Can a smartphone replace your house key?
A startup called August, which makes a new smart lock, thinks it can.
August is another company exploring the buzzy “Internet of Things” trend, where everyday objects like garage doors, lights, and security systems are connected to the and controlled over the internet. Nest, the maker of a smart thermostat and smoke detector, is probably the most famous company in the space after Google bought it for $3.2 billion in January of this year.
While most homes aren’t powered by smart devices, the potential is huge, especially if someone can nail all the pain points we have with the stuff in our house by computerizing them. It’s a space everyone from Apple to Cisco to startups like August are noodling around with.
August only makes its namesake smart lock for now, but it’ll likely expand into other smart stuff. The lock has been around for about a year, but only in limited quantities. Starting now, anyone can buy it for $250 at the Apple Store or August’s website.
Here’s how it works.
If you have a standard deadbolt, you won’t need to be a trained locksmith to install the August lock. The only thing you need to know how to do is operate a screwdriver, and the installation process shouldn’t take you more than a few minutes in most cases. The August lock just replaces the little knob on the inside of your door that you usually use to lock up. You unscrew the knob, screw in a mounting plate, and the August lock snaps on. Still, if you get confused, August can hook you up with an installation professional to help you out.
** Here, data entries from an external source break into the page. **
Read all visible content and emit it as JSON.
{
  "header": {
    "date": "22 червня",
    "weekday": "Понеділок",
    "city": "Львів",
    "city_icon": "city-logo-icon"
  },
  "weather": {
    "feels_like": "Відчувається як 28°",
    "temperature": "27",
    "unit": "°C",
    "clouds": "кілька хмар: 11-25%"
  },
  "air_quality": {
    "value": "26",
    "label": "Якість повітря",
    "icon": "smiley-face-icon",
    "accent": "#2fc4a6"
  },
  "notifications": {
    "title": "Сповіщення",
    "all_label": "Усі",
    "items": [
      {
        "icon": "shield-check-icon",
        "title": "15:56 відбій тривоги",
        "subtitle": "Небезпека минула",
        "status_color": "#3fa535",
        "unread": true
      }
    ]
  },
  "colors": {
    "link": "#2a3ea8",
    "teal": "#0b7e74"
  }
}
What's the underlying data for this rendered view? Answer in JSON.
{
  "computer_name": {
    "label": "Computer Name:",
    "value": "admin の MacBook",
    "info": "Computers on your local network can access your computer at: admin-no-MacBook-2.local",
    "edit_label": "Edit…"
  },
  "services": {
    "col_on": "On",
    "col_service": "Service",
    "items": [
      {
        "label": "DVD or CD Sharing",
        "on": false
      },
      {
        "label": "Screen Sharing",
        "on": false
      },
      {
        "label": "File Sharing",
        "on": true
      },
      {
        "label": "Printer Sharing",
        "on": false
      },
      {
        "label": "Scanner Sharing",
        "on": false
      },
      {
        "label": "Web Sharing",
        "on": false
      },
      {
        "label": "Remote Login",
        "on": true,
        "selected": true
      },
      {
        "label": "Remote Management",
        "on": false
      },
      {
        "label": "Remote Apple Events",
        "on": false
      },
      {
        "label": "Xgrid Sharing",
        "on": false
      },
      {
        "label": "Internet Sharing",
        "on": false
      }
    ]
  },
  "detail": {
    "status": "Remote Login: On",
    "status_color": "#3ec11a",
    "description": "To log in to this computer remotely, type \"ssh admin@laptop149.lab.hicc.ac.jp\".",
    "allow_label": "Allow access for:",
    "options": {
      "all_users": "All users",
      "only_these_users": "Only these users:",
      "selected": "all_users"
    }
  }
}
Everything will look the same from the outside. You don’t replace the keyhole, so you can still use your key to get in the old-fashioned way if you want. The August lock uses Bluetooth to talk to an app on your phone. You can program it to manually unlock when you approach the door and lock again as you leave. You can also “assign” keys to other people with the August app and keep track of who’s coming and going from your home. For example, you can give your housekeeper access to your home only on the days and times he or she is scheduled to be there.
The lock is powered by a standard set of AA batteries, which the company says can last about a year under normal use. The app automatically warns you when you’re running out of juice. And because you can still use your normal key to get in, you don’t have to worry about being locked out of your home. August also lets you manually twist the device to lock from the inside.
August was designed by Yves Behar, who made a name for himself designing tech products like the Jawbone UP fitness tracker and Jambox Bluetooth speaker. It’s an aluminum cylinder that comes in four colors — silver, champagne, red, or gray — and has a front plate that pops off so you can change the batteries without removing the device from your door.
As geeky as August sounds, that’s not what the company is going for. Yves and August cofounder Jason Johnson see it as a mainstream product that eliminates a hassle homeowners have, not some superfluous party trick.
“Two million people get locked out of their homes in New York every year,” Behar said in an interview with Business Insider. “The thing Jason and I have heard constantly is ‘I hate keys.’ So it seems like a good problem to solve.”